For Immediate Release
Landmark Bill Introduced In House Today Would Ban Workplace Discrimination Based On Gender Identity and Sexual Orientation
WASHINGTON - A landmark bill was introduced in the House today that would make workplace discrimination based on sexual orientation and gender identity illegal. The Employment Non-Discrimination Act (ENDA), introduced by Rep. Barney Frank (D-MA), would become the first-ever federal ban on employment discrimination of lesbian, gay, bisexual and transgender (LGBT) Americans in most workplaces.
Gaps in existing state civil rights laws leave many LGBT people and their families vulnerable to employment discrimination based purely on who they are. Currently, it remains legal to fire or refuse to hire someone for being lesbian, gay or bisexual in 29 states, while transgender workers can be denied or refused jobs in 37 states. ENDA would create a federal protection that would make certain that all LGBT Americans can exercise their right to make a living free from discrimination.
The following can be attributed to Laura W. Murphy, Director of the American Civil Liberties Union Washington Legislative Office:
"ENDA’s passage is long overdue. No American should be denied the right to work based on his or her gender identity or sexual orientation. Employment discrimination can have a devastating effect on American families, and forcing a group of Americans to deny and hide their families and loved ones in order to hold a job is simply unacceptable. Congress should make this bill a priority."

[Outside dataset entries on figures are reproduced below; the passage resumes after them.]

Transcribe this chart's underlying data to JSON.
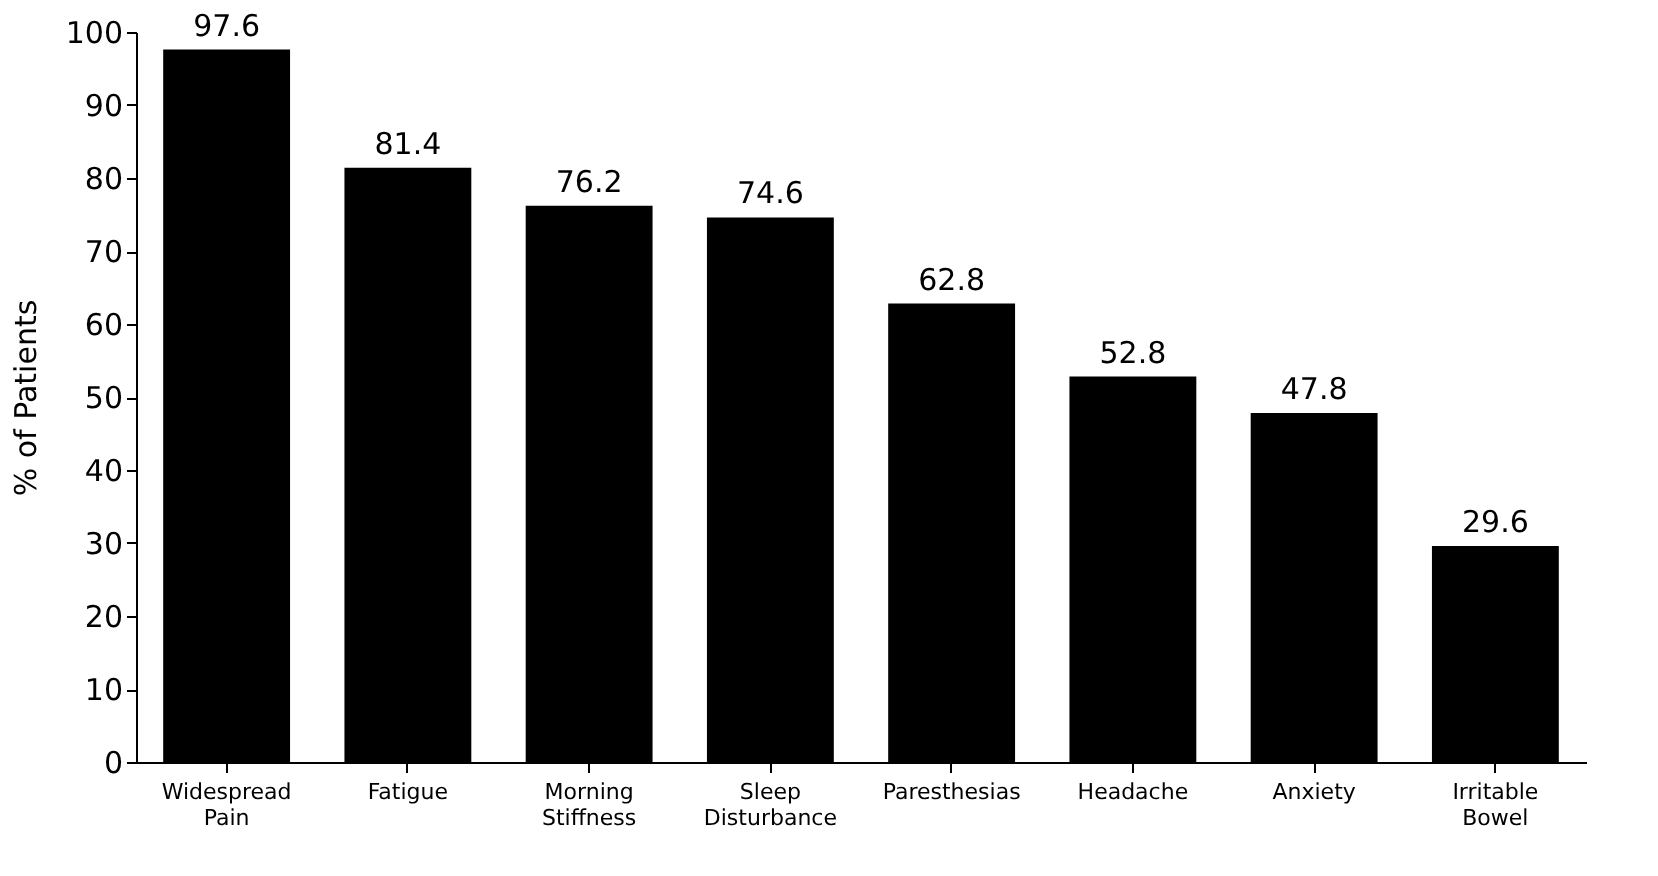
{
  "chart_data": {
    "type": "bar",
    "ylabel": "% of Patients",
    "categories": [
      "Widespread\nPain",
      "Fatigue",
      "Morning\nStiffness",
      "Sleep\nDisturbance",
      "Paresthesias",
      "Headache",
      "Anxiety",
      "Irritable\nBowel"
    ],
    "values": [
      97.6,
      81.4,
      76.2,
      74.6,
      62.8,
      52.8,
      47.8,
      29.6
    ],
    "color": "#000000",
    "ylim": [
      0,
      100
    ],
    "yticks": [
      0,
      10,
      20,
      30,
      40,
      50,
      60,
      70,
      80,
      90,
      100
    ],
    "grid": false,
    "data_labels": true
  }
}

A copy of an ACLU report, Working in the Shadows: Ending Employment Discrimination for LGBT Americans, documenting widespread discrimination against lesbian, gay, bisexual and transgender workers is available at: www.aclu.org/lgbt/discrim/
The American Civil Liberties Union (ACLU) conserves America's original civic values working in courts, legislatures and communities to defend and preserve the individual rights and liberties guaranteed to every person in the United States by the Constitution and the Bill of Rights.